Prosecutors portrayed the businessmen of Morales, Guatemala as goons so bent on preventing a strike at Bandegua -- a subsidiary of Coral Gables-based DelMonte Fresh Produce -- that in October 1999 they kidnapped union leaders at gunpoint. A hundreds-strong throng of the town's highest authorities -- judges, doctors, merchants and bankers -- showed up at the headquarters of the local banana workers union to force five leaders into signing resignation letters.
A three-judge panel in Guatemala convicted 22 of the 24 defendants late Thursday and handed down 3 1/2 year commutable sentences. The defendants will be allowed to pay fines ranging from 65 cents to $13 a day to avoid jail time on their coercion and false imprisonment charges.
The verdicts were hailed by activists and U.S. government observers who see the convictions as a sign that Guatemala's history of violence against labor leaders is easing. And while activists denounced the "light" sentences, defense attorneys vowed to appeal, saying the convictions were a product of international pressure.
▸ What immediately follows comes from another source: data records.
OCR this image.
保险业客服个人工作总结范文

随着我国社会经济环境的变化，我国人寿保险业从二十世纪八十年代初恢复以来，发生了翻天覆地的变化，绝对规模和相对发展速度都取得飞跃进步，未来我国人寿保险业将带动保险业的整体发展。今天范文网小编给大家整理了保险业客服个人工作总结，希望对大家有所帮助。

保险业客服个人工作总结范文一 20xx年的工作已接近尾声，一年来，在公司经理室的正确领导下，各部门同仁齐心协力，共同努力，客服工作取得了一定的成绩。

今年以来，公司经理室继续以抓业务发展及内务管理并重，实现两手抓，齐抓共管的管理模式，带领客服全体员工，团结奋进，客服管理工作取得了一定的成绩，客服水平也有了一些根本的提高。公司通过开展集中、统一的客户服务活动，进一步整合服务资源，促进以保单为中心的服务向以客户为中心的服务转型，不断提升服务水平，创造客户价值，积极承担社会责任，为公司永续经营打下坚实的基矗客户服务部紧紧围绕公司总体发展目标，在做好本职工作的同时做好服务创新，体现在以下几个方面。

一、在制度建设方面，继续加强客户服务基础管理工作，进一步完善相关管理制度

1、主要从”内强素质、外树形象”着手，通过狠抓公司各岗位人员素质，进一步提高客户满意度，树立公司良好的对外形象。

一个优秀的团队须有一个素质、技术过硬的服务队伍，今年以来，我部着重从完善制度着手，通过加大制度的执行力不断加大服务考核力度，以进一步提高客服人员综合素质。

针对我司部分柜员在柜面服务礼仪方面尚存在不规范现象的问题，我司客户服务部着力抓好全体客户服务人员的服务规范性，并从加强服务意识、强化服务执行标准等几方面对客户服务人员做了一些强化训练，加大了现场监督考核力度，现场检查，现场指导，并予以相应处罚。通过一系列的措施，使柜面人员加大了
"My clients were given sentences given to dangerous criminals," attorney Maynor Berganza told the Prensa Libre in Guatemala.
Berganza blamed international pressure by labor rights groups, which this month urged the U.S. Trade Representative to penalize Guatemala by suspending its recently enhanced trade benefits.
In October, the United States lowered tariffs and increased import quotas, with the condition that Guatemala improve its shoddy labor rights record. Hearings on the Morales case were held this month in Washington, where labor groups said Guatemala had not done enough to ensure worker and union rights.
Twelve labor leaders have been murdered in Guatemala since 1994; each case remains unsolved.
"The fact that the accused were brought to trial without incident reflects the fact that the Guatemalan government is making efforts to combat impunity for rights violations, especially those against workers and labor leaders," a U.S. embassy official in Guatemala City said.
The government still has to make progress in its labor code, the official said.
Stephen Coats, executive director of the U.S./Labor Education in the Americas Project, agreed that international pressure likely aided swift justice.
"In terms of international pressure, it was likely somebody was going to be sentenced for something," he said. "The judges went as far as they could go without ensuring jail time. But it's not an acceptable outcome to have people walk free. They will pay some money and don't serve time in jail, and on the other side of the equation, you have five families whose lives have been destroyed."